The matter of children is fraught for many reasons. Children require parents to reorient their whole lives. It’s a big “ask.” Then there is the conflict of interests: adults are tempted to make decisions favoring themselves, even while they are also responsible to make decisions for children. At least they have the ties of blood, marriage or adoption to sway them toward children. Politicians making laws affecting children, however, have none of these ties, and it is their adult constituencies, not children, who vote and donate to campaigns.
Finally, children begin at sex, and the circumstances into which they are born have profound consequences for their long term well-being. But this means that adults must respect certain sexual and marital norms—norms many reject as harsh or unrealistic. And politicians are not eager to pass laws perceived to violate adults’ sexual or privacy interests.

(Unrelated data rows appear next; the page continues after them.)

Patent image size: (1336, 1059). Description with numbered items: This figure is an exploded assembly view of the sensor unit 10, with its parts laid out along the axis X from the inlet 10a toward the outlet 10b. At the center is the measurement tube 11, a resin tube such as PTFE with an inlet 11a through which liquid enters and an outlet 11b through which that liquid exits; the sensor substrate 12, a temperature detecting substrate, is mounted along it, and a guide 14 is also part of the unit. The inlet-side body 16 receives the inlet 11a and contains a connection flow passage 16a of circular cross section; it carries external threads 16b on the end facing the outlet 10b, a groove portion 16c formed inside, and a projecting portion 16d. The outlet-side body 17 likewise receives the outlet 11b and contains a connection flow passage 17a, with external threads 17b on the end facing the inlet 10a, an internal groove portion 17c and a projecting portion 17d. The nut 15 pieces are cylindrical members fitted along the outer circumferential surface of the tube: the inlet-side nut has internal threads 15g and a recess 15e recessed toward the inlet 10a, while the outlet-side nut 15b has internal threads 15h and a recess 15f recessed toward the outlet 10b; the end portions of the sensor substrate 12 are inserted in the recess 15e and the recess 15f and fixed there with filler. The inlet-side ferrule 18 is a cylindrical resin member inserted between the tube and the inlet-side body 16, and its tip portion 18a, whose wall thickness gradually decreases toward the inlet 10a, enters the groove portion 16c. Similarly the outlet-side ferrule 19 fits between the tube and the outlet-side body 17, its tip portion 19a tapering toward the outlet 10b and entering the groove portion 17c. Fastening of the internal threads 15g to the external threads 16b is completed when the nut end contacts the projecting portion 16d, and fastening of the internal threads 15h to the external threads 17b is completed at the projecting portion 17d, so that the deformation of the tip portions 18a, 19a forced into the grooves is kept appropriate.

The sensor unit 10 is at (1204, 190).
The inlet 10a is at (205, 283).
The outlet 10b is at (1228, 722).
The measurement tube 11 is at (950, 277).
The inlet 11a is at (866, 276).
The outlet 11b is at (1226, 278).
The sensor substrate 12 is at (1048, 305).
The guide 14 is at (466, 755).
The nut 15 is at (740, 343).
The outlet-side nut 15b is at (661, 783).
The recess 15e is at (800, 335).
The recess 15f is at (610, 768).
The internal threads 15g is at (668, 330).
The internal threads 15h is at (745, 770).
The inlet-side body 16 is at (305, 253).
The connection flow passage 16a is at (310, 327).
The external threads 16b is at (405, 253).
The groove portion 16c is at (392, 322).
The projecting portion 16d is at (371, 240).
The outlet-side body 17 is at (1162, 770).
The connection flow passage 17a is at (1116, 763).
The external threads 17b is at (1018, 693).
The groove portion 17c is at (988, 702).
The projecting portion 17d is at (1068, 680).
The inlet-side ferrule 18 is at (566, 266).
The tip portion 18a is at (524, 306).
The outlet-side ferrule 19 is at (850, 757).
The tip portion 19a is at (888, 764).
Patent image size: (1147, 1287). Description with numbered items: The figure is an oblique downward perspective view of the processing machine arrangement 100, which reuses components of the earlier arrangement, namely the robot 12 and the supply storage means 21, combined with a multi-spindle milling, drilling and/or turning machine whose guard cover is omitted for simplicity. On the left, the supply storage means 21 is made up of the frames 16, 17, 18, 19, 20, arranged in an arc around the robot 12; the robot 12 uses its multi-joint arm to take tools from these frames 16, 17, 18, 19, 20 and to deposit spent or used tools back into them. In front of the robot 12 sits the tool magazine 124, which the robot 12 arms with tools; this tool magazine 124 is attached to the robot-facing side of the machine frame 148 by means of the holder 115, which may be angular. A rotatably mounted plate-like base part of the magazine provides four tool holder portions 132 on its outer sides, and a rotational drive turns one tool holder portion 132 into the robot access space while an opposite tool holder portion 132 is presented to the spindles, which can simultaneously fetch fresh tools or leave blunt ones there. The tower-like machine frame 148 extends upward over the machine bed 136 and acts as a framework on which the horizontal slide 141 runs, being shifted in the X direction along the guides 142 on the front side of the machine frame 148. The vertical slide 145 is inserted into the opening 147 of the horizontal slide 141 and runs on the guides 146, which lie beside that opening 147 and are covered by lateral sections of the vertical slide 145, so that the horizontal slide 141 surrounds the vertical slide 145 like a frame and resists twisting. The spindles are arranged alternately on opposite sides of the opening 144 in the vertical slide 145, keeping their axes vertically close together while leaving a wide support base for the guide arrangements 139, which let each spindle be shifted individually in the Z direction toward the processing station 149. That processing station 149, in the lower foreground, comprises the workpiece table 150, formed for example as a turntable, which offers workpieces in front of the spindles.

Lawmakers in the United States have always attached unique incentives and processes to the forming and dissolving of marriage, on the grounds that marriage is the only union promoting the birth and rearing of children within the stable care of their parents. The legal record is clear. This rationale may be supplanted by adults’ interests, however, should lawmakers reconceive marriage as a set of adult emotional and sexual attachments, and a remedy for past discrimination against L.G.B.T. persons.
If marriage is so redefined, it would be the last act in the ongoing story told by American family law: the state’s dwindling concern to link children stably with the adults who conceived them. This is not to suggest that the state’s earlier mechanisms were perfect. It was right to abolish the disadvantaging of “illegitimate” children, even though this was intended to persuade adults toward marital children. It was also true that fault divorce was easily gamed by couples colluding to manufacture a fault.
At the same time, it was clear that adults’ interests fashioned no-fault divorce and other laws and programs dismantling protections for children. Also, little thought was given to finding new ways to do what older tools had done: protect children within their parents’ care. Even more disturbing, proponents of these new laws and customs claimed that children would be thereby better off, against common sense and without evidence. Thus proponents of no-fault divorce insisted that children would be “resilient” and even triumphant in a no-fault world because they would escape nasty home environments. Yet later evidence showed that on average divorce harms children and that most divorces did not follow notably conflictual marriages. Proponents of large-scale contraception programs and of reproductive technologies promised new happiness for women and children when all children were “intended.” Experience, however, showed that the new sex and parenting “marketplaces” created by these developments put women and children at a disadvantage.
A similar pattern characterizes the movement for same-sex marriage. Adults’ interests drive the train. Only children raised in same-sex unions are mentioned, and then only to speculate, without evidence, that recognizing the adults’ unions will indirectly improve the lives of the children. Data concerning these children’s well-being is only just emerging, however, and it is not reassuring. Further, about 85 percent of these children have legally recognized mothers and fathers (from their conception in a prior heterosexual relationship involving one of the now same-sex partners) such that legalized same-sex marriage won’t affect their parents’ situation.
Chesterton was right that the “hardest thing in Christianity” is acknowledging how much other people matter. Hardest of all is accepting our obligations to those who demand the most from us and require us to make hard choices contrary to our self-interest and current social tides—children.